The trip back to the cliff was quiet except for the plinks of steady rain, Swan keeping his eyes firmly on the road even as he felt Clara glancing at him again and again. Abigail’s words played over in his mind. Nico knew. Nico knew. Nico knew. All this time, he’d thought he was protecting his brother’s memory, harboring this decades-old grudge. He should have remembered that Nico had never needed protecting. That had always been Abigail. And Nico had always been the one to do it.

It wasn’t until the tower swung into sight, its stone gray in the lengthening shadows, that Clara spoke. “Are you okay?” she asked. “I wasn’t sure how long I should give you. Lou went to find something in his study, and Cort started being insufferable again, so I thought I should come check on you. And then I heard yelling on the last bit.”

“What did you hear?”

“Not much,” she said hastily. “And I was the only one close enough to. About Nico not having a daughter. Nico was your brother?”

“Yes.”

“And he married Abigail, and her father gave him the deed as a wedding gift, and he gave it to you?”

“Just for safekeeping,” Swan said. “Not that he ever would have needed it. I hadn’t thought about it since then. I left all of Nico’s things with our mother, when he died. And I’m sure Sophie Mettle cleaned it out when she moved into that house.”

“It is odd,” she said. “Cort could have asked for the deed years ago, same as he could have moved the light years ago. Why bring it up now?”

Clara lit the tower while Swan tied up the horse, and no sooner had they both returned to the keeper’s house than there was a knock on the door. Swan stood and opened it to reveal Lou Roland, bright blue eyes blinking owlishly in the dark. “Hello,” the younger Roland said.

Swan opened the door wider, cautious.

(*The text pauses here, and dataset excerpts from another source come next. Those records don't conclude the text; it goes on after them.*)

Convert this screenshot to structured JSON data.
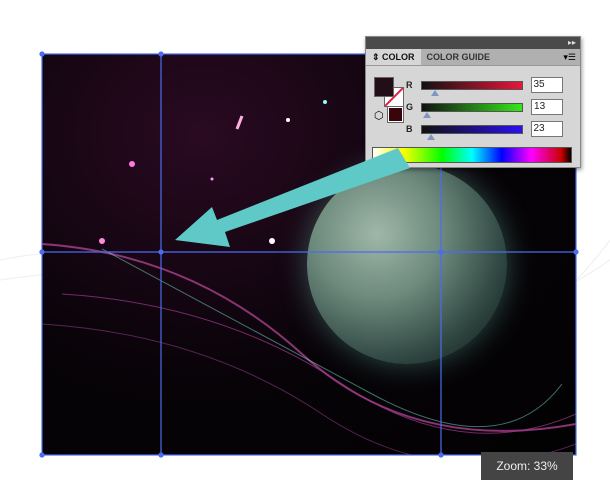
{
  "panel": {
    "tabs": [
      "COLOR",
      "COLOR GUIDE"
    ],
    "channels": [
      {
        "label": "R",
        "value": "35",
        "fraction": 0.137,
        "color": "#e8163a"
      },
      {
        "label": "G",
        "value": "13",
        "fraction": 0.051,
        "color": "#35e81a"
      },
      {
        "label": "B",
        "value": "23",
        "fraction": 0.09,
        "color": "#2a10f0"
      }
    ],
    "fill_color": "#230d17",
    "stroke_color": "#3a0508"
  },
  "status": {
    "zoom": "Zoom: 33%"
  },
  "colors": {
    "arrow": "#5ec9c6",
    "guide": "#4a6cf0"
  }
}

Rain was falling harder now, slicking the boy’s dark hair to his forehead. And he was a boy: up close it was clear he was much younger than Cort, probably not much older than Clara. “What are you doing here?” Swan asked. Was this another ploy for the deed, already? “Did Abigail send you?”

“No, no,” Lou said. He was panting, winded. Swan didn’t see a cart; he must have run here, after them, alone, in the rain. “She doesn’t know I’m here; she probably hasn’t noticed I left. She usually doesn’t.”

“Why did you?” Swan asked.

“The study shares a wall with the kitchen, and I couldn’t help . . .” He trailed off, pushing his hand across his wet brow. “Is it true, what you said? Nico Swan wasn’t my grandfather?”

Swan felt cold and old and exhausted, guilt bubbling up between all of it like blood. Abigail’s past wasn’t this boy’s problem. He stepped back. “Come inside.”

Lou followed him into the warmth of the kitchen, where Clara had lit several logs in the oven. Lou nodded to her.